Plankton in the Arctic and sub-Arctic are not choosy eaters: once in the debris layer, they go on a feeding frenzy that can last several weeks. The methylmercury they produce accumulates in other organisms and magnifies as it works its way up the food chain.
Amina Schartup, a biogeochemist at Harvard and lead author of the paper, says: “This system is incredibly efficient at accumulating methylmercury.” She adds that the same system is mirrored in the Arctic, where fresh water from melting ice mixes with salt water.
To find out what happens when methylmercury levels increase because of reservoir flooding upstream, the researchers collected soil cores from the inland areas due to be flooded in 2017 for the hydro-electric plant.

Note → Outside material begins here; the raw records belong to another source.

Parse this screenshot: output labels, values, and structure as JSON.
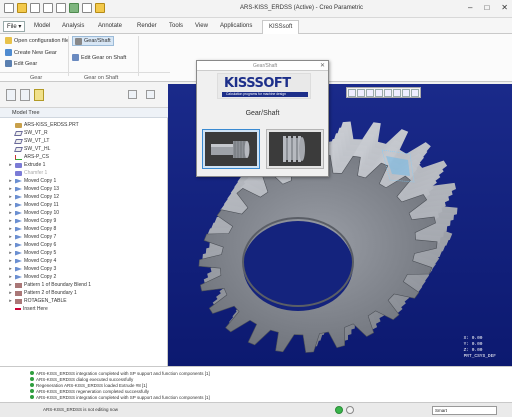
{
  "window": {
    "title": "ARS-KISS_ERDSS (Active) - Creo Parametric"
  },
  "menu": {
    "file": "File ▾",
    "tabs": [
      "Model",
      "Analysis",
      "Annotate",
      "Render",
      "Tools",
      "View",
      "Applications",
      "KISSsoft"
    ],
    "active_tab": "KISSsoft"
  },
  "ribbon": {
    "open_configuration": "Open configuration file",
    "gear_shaft": "Gear/Shaft",
    "create_new_gear": "Create New Gear",
    "edit_gear": "Edit Gear",
    "edit_gear_on_shaft": "Edit Gear on Shaft",
    "group_gear": "Gear",
    "group_gear_on_shaft": "Gear on Shaft"
  },
  "model_tree": {
    "header": "Model Tree",
    "items": [
      {
        "label": "ARS-KISS_ERDSS.PRT",
        "icon": "part-icon",
        "arrow": "",
        "muted": false
      },
      {
        "label": "SW_VT_R",
        "icon": "plane-icon",
        "arrow": "",
        "muted": false
      },
      {
        "label": "SW_VT_LT",
        "icon": "plane-icon",
        "arrow": "",
        "muted": false
      },
      {
        "label": "SW_VT_HL",
        "icon": "plane-icon",
        "arrow": "",
        "muted": false
      },
      {
        "label": "ARS-P_CS",
        "icon": "csys-icon",
        "arrow": "",
        "muted": false
      },
      {
        "label": "Extrude 1",
        "icon": "feature-icon",
        "arrow": "▸",
        "muted": false
      },
      {
        "label": "Chamfer 1",
        "icon": "feature-icon",
        "arrow": "",
        "muted": true
      },
      {
        "label": "Moved Copy 1",
        "icon": "copy-icon",
        "arrow": "▸",
        "muted": false
      },
      {
        "label": "Moved Copy 13",
        "icon": "copy-icon",
        "arrow": "▸",
        "muted": false
      },
      {
        "label": "Moved Copy 12",
        "icon": "copy-icon",
        "arrow": "▸",
        "muted": false
      },
      {
        "label": "Moved Copy 11",
        "icon": "copy-icon",
        "arrow": "▸",
        "muted": false
      },
      {
        "label": "Moved Copy 10",
        "icon": "copy-icon",
        "arrow": "▸",
        "muted": false
      },
      {
        "label": "Moved Copy 9",
        "icon": "copy-icon",
        "arrow": "▸",
        "muted": false
      },
      {
        "label": "Moved Copy 8",
        "icon": "copy-icon",
        "arrow": "▸",
        "muted": false
      },
      {
        "label": "Moved Copy 7",
        "icon": "copy-icon",
        "arrow": "▸",
        "muted": false
      },
      {
        "label": "Moved Copy 6",
        "icon": "copy-icon",
        "arrow": "▸",
        "muted": false
      },
      {
        "label": "Moved Copy 5",
        "icon": "copy-icon",
        "arrow": "▸",
        "muted": false
      },
      {
        "label": "Moved Copy 4",
        "icon": "copy-icon",
        "arrow": "▸",
        "muted": false
      },
      {
        "label": "Moved Copy 3",
        "icon": "copy-icon",
        "arrow": "▸",
        "muted": false
      },
      {
        "label": "Moved Copy 2",
        "icon": "copy-icon",
        "arrow": "▸",
        "muted": false
      },
      {
        "label": "Pattern 1 of Boundary Blend 1",
        "icon": "pattern-icon",
        "arrow": "▸",
        "muted": false
      },
      {
        "label": "Pattern 2 of Boundary 1",
        "icon": "pattern-icon",
        "arrow": "▸",
        "muted": false
      },
      {
        "label": "ROTAGEN_TABLE",
        "icon": "pattern-icon",
        "arrow": "▸",
        "muted": false
      },
      {
        "label": "Insert Here",
        "icon": "insert-icon",
        "arrow": "",
        "muted": false
      }
    ]
  },
  "dialog": {
    "title": "Gear/Shaft",
    "logo_word": "KISSSOFT",
    "logo_tagline": "Calculation programs for machine design",
    "label": "Gear/Shaft"
  },
  "messages": [
    "ARS-KISS_ERDSS integration completed with SP support and function components [1]",
    "ARS-KISS_ERDSS dialog executed successfully",
    "Regeneration ARS-KISS_ERDSS loaded Extrude #8 [1]",
    "ARS-KISS_ERDSS regeneration completed successfully",
    "ARS-KISS_ERDSS integration completed with SP support and function components [1]"
  ],
  "status": {
    "text": "ARS-KISS_ERDSS is not editing now",
    "selection_filter": "Smart"
  },
  "graphics": {
    "csys_readout": [
      "X: 0.00",
      "Y: 0.00",
      "Z: 0.00",
      "PRT_CSYS_DEF"
    ]
  },
  "colors": {
    "graphics_bg": "#14237d",
    "kiss_blue": "#1d2f8a"
  }
}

The team simulated flooding by covering the cores with river water. And, within five days, mercury levels in the water covering the cores increased 14-fold.
One of the communities along the shores of Lake Melville – and two-thirds of the lake itself – is part of Nunatsiavut, the first autonomous region in Canada governed by Inuit.
“Any kind of contamination is going to disrupt how we live as Inuit and impact our health and lifestyle,” says Sarah Leo, president of the Nunatsiavut government.
“We need more research to understand the downstream effects, and we need to develop strategies to mitigate those effects. How are we, as a community, going to adjust our lifestyle if we can no longer live off the land? These are all questions we need answered before flooding.”
Schartup says: “Scientists have a responsibility to understand and explain how environmental systems will react before they are modified, because once the damage is done, you can’t take it back.”